CLINICAL VALIDITY OF THE JAPANESE VERSION OF PDI (PETERS ET AL. DELUSIONS INVENTORY)
Syudo, Y., Iwanami, A., Morimoto, S., Tanno, Y. and Tsujii, K., University of Tokyo, Japan
Objective: PDI (Peters et al. Delusions Inventory: Peters et al. 1999) was designed to measure delusional ideation in the normal population, using the Present State Examination (Wing et al. 1974) as a template. PDI is self- rating scales for delusional ideations. We translated PDI into Japanese language and tested the clinical utility of it. Methods: The Japanese version of PDI was consisted of 40 items which was including assessing measures of distress, preoccupation and conviction for each item. PDI was administered to 204 college students and 19 schizophrenic patients. PDI was readministered to 126 college students after 2 weeks in order to examine the test-retest reliability.
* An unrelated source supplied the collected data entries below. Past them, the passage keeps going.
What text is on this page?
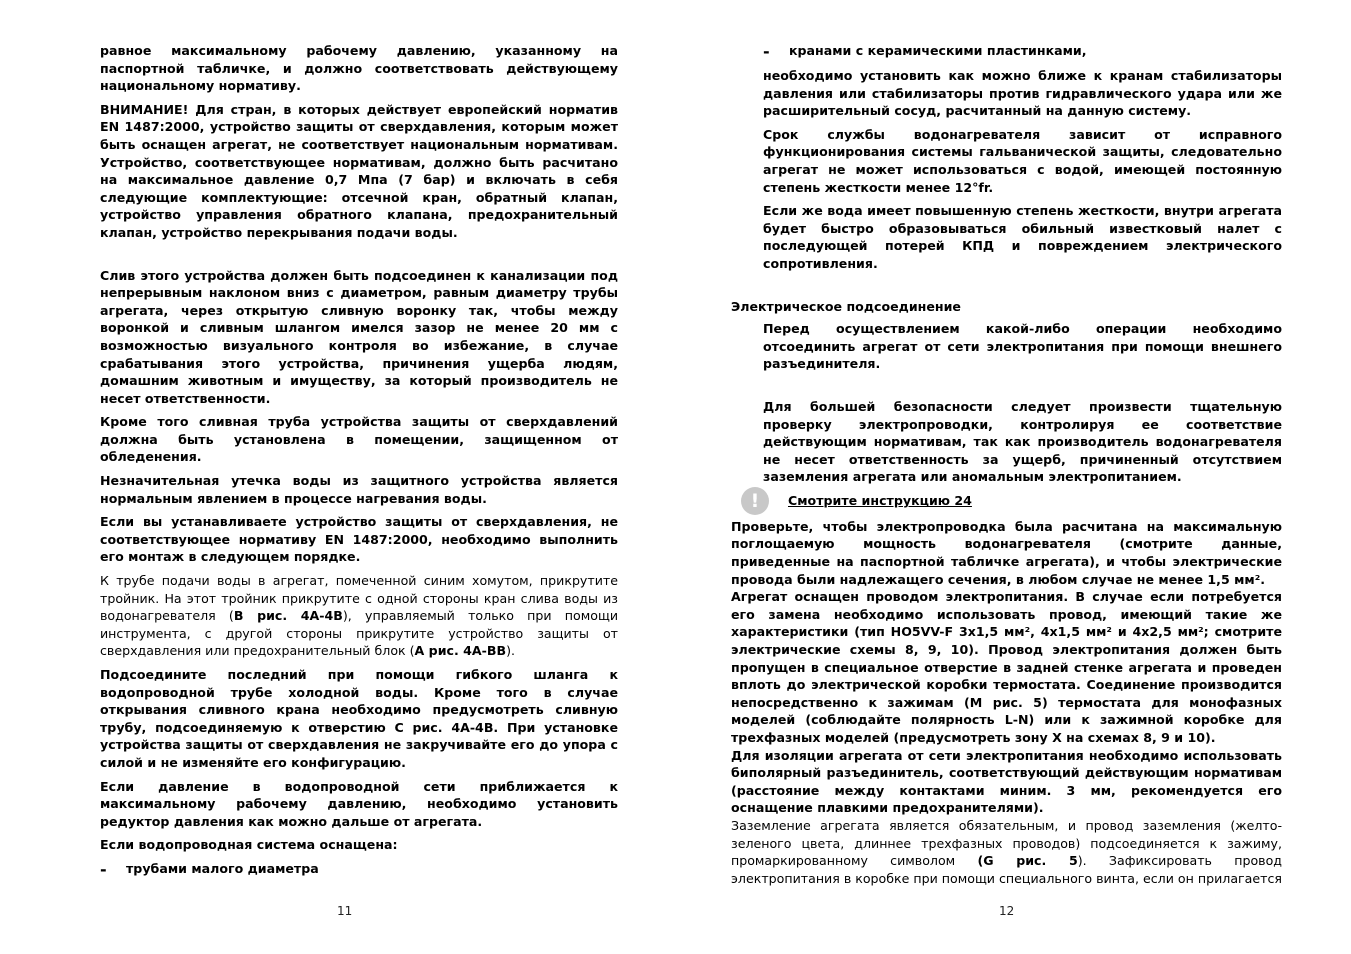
равное максимальному рабочему давлению, указанному на паспортной табличке, и должно соответствовать действующему национальному нормативу.

ВНИМАНИЕ! Для стран, в которых действует европейский норматив EN 1487:2000, устройство защиты от сверхдавления, которым может быть оснащен агрегат, не соответствует национальным нормативам. Устройство, соответствующее нормативам, должно быть расчитано на максимальное давление 0,7 Мпа (7 бар) и включать в себя следующие комплектующие: отсечной кран, обратный клапан, устройство управления обратного клапана, предохранительный клапан, устройство перекрывания подачи воды.

Слив этого устройства должен быть подсоединен к канализации под непрерывным наклоном вниз с диаметром, равным диаметру трубы агрегата, через открытую сливную воронку так, чтобы между воронкой и сливным шлангом имелся зазор не менее 20 мм с возможностью визуального контроля во избежание, в случае срабатывания этого устройства, причинения ущерба людям, домашним животным и имуществу, за который производитель не несет ответственности.

Кроме того сливная труба устройства защиты от сверхдавлений должна быть установлена в помещении, защищенном от обледенения.

Незначительная утечка воды из защитного устройства является нормальным явлением в процессе нагревания воды.

Если вы устанавливаете устройство защиты от сверхдавления, не соответствующее нормативу EN 1487:2000, необходимо выполнить его монтаж в следующем порядке.

К трубе подачи воды в агрегат, помеченной синим хомутом, прикрутите тройник. На этот тройник прикрутите с одной стороны кран слива воды из водонагревателя (В рис. 4А-4В), управляемый только при помощи инструмента, с другой стороны прикрутите устройство защиты от сверхдавления или предохранительный блок (А рис. 4А-ВВ).

Подсоедините последний при помощи гибкого шланга к водопроводной трубе холодной воды. Кроме того в случае открывания сливного крана необходимо предусмотреть сливную трубу, подсоединяемую к отверстию С рис. 4А-4В. При установке устройства защиты от сверхдавления не закручивайте его до упора с силой и не изменяйте его конфигурацию.

Если давление в водопроводной сети приближается к максимальному рабочему давлению, необходимо установить редуктор давления как можно дальше от агрегата.

Если водопроводная система оснащена:

-	трубами малого диаметра

-	кранами с керамическими пластинками,

необходимо установить как можно ближе к кранам стабилизаторы давления или стабилизаторы против гидравлического удара или же расширительный сосуд, расчитанный на данную систему.

Срок службы водонагревателя зависит от исправного функционирования системы гальванической защиты, следовательно агрегат не может использоваться с водой, имеющей постоянную степень жесткости менее 12°fr.

Если же вода имеет повышенную степень жесткости, внутри агрегата будет быстро образовываться обильный известковый налет с последующей потерей КПД и повреждением электрического сопротивления.

Электрическое подсоединение

Перед осуществлением какой-либо операции необходимо отсоединить агрегат от сети электропитания при помощи внешнего разъединителя.

Для большей безопасности следует произвести тщательную проверку электропроводки, контролируя ее соответствие действующим нормативам, так как производитель водонагревателя не несет ответственность за ущерб, причиненный отсутствием заземления агрегата или аномальным электропитанием.

!	Смотрите инструкцию 24

Проверьте, чтобы электропроводка была расчитана на максимальную поглощаемую мощность водонагревателя (смотрите данные, приведенные на паспортной табличке агрегата), и чтобы электрические провода были надлежащего сечения, в любом случае не менее 1,5 мм².

Агрегат оснащен проводом электропитания. В случае если потребуется его замена необходимо использовать провод, имеющий такие же характеристики (тип НО5VV-F 3х1,5 мм², 4х1,5 мм² и 4х2,5 мм²; смотрите электрические схемы 8, 9, 10). Провод электропитания должен быть пропущен в специальное отверстие в задней стенке агрегата и проведен вплоть до электрической коробки термостата. Соединение производится непосредственно к зажимам (М рис. 5) термостата для монофазных моделей (соблюдайте полярность L-N) или к зажимной коробке для трехфазных моделей (предусмотреть зону Х на схемах 8, 9 и 10).

Для изоляции агрегата от сети электропитания необходимо использовать биполярный разъединитель, соответствующий действующим нормативам (расстояние между контактами миним. 3 мм, рекомендуется его оснащение плавкими предохранителями).

Заземление агрегата является обязательным, и провод заземления (желто-зеленого цвета, длиннее трехфазных проводов) подсоединяется к зажиму, промаркированному символом (G рис. 5). Зафиксировать провод электропитания в коробке при помощи специального винта, если он прилагается

11	12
Clinical symptoms were evaluated by medical staff (psychiatrists, nurses, occupational therapists and clinical psychologists) using Brief Psychiatric Rating Scale (BPRS: Overall and Gorham 1962). Results: Good internal consistency (f=0.89) and test-retest reliability (r=.81) were obtained. The PDI score was significantly correlated with some BPRS items (suspiciousness (r=.50 p<05), unusual thought content (r=.42 p<10) and guilt feelings (r=.45 P<10)). But the PDI score was not significantly correlated with other BPRS items. Schizophrenic patients had significantly higher scores in distress and preoccupation. Conclusions: The Japanese version of PDI possesses enough reliability and clinical validity. The normal population and schizophrenic patients were differentiated by their ratings on the distress and preoccupation.